There is always a touch of sadness, or at least melancholy, when your beautiful, potted Easter lilies begin to wither and die. That doesn’t have to be the last of them, however. You can plant them outside to continue giving you joy year after year.
As the flowers fade, cut them off and throw them away. Do the same with withered foliage. Keep the plants indoors until the threat of frost has passed. Water them just enough to keep them alive, but don’t give them a lot of water.
When the threat of frost is behind us, you can plant your Easter lilies outside. It is best to keep them away from the wind and out of direct sunlight.

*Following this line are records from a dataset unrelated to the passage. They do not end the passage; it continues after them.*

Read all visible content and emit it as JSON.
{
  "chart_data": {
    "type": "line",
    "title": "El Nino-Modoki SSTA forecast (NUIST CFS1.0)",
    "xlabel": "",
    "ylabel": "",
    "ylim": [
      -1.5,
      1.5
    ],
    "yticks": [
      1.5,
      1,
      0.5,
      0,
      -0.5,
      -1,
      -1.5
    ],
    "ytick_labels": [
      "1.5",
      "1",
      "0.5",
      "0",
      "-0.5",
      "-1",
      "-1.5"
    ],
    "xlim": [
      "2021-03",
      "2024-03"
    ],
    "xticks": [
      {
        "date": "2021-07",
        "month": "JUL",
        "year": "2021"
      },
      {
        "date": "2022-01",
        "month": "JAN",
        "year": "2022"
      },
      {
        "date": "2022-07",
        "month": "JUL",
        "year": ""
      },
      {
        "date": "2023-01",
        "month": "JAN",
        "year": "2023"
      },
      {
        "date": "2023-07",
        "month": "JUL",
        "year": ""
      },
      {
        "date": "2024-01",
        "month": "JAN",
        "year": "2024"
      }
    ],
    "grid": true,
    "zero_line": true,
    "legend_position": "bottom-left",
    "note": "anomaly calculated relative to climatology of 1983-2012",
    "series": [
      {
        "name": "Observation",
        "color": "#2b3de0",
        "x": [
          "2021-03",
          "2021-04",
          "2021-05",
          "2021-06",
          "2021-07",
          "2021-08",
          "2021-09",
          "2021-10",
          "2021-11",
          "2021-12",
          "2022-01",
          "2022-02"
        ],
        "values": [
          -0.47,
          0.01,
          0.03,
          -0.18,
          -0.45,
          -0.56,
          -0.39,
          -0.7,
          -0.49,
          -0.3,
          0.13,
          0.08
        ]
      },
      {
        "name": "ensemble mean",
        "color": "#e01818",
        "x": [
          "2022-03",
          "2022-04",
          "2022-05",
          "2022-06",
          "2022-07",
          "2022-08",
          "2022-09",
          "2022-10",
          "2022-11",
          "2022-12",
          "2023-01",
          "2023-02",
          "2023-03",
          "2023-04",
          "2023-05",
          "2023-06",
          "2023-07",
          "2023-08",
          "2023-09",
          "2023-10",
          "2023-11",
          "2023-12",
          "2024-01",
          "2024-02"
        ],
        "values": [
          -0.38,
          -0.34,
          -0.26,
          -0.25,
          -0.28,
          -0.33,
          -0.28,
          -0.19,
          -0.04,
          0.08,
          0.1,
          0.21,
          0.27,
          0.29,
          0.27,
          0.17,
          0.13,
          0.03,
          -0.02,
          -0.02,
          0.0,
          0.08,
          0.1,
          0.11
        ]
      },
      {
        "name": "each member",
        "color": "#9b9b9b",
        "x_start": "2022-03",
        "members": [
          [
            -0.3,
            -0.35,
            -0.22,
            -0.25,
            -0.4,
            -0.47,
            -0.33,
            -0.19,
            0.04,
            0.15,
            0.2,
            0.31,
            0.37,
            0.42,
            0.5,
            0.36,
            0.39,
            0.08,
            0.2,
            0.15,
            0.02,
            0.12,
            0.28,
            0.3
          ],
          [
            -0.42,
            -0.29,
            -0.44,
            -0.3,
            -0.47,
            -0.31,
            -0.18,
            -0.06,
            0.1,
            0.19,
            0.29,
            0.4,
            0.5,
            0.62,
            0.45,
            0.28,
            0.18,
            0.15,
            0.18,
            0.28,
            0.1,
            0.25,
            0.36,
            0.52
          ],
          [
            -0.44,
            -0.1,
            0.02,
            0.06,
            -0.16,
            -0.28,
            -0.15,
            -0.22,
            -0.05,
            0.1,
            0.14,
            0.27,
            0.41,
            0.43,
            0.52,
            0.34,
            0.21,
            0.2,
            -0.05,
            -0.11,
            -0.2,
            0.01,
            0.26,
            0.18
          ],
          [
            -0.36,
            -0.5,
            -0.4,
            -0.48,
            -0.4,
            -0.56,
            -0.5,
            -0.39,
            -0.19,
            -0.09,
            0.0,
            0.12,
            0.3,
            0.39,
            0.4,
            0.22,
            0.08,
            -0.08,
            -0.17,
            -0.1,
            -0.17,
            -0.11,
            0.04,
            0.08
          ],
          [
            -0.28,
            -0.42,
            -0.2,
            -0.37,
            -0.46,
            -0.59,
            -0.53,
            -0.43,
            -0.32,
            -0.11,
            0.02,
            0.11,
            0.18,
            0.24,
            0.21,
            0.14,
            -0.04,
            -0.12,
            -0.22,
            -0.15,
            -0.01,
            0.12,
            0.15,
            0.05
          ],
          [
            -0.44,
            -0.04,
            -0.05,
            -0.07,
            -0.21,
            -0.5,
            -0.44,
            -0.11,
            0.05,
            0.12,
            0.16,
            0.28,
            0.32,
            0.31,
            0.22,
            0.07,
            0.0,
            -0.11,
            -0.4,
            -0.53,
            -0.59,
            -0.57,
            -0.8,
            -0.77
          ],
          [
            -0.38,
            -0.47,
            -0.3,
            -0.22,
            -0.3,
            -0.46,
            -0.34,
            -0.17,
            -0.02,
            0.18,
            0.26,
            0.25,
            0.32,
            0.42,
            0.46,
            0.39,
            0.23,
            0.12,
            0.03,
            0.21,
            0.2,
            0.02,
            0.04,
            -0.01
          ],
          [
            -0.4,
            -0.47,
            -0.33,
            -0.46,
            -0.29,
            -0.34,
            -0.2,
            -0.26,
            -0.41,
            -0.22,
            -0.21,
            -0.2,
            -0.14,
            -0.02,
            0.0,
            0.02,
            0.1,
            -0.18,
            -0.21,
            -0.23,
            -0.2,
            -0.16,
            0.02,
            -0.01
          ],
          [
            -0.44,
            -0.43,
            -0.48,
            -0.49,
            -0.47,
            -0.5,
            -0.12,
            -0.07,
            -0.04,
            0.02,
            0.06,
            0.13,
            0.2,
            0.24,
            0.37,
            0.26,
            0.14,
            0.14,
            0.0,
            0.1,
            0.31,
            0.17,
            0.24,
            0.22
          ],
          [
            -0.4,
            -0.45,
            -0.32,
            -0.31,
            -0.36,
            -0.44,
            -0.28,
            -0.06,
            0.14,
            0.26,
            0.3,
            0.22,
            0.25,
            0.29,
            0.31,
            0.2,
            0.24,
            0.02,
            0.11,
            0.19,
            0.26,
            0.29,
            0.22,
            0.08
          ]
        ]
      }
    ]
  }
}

Prepare your planting hole just as you would for any bulb plant. However, give your Easter lilies an extra boost of nutrition by lining the hole with organic matter and mix organic matter with the backfill. After backfilling, water your new transplants thoroughly and enjoy.
You may not enjoy new blooms right away. It isn’t likely that they will spring to life instantly. In fact, you may see more dieback. If so, just trim it off and put it on your compost pile.
Your Easter lilies should grow just fine. However, they may not regenerate a new flush of foliage or flowers this season, but they should reappear after next year’s last frost.
Many “naturalized” Easter lilies are hardy enough to survive the winter with a little “winterizing.” That includes applying several inches of mulch that you will then remove after that last frost in spring. If you are concerned about leaving the bulbs in the ground over the winter, you can dig them up and take them inside, just as you would do for dahlias or other tender plants.
If you leave your Easter lilies in the ground over winter, it is doubtful that they will be in bloom next Easter. The potted Easter lilies that you buy for the holiday were forced into bloom. When you leave it to Mother Nature, the weather will have to be much warmer than our typical Easter weather for them to bloom.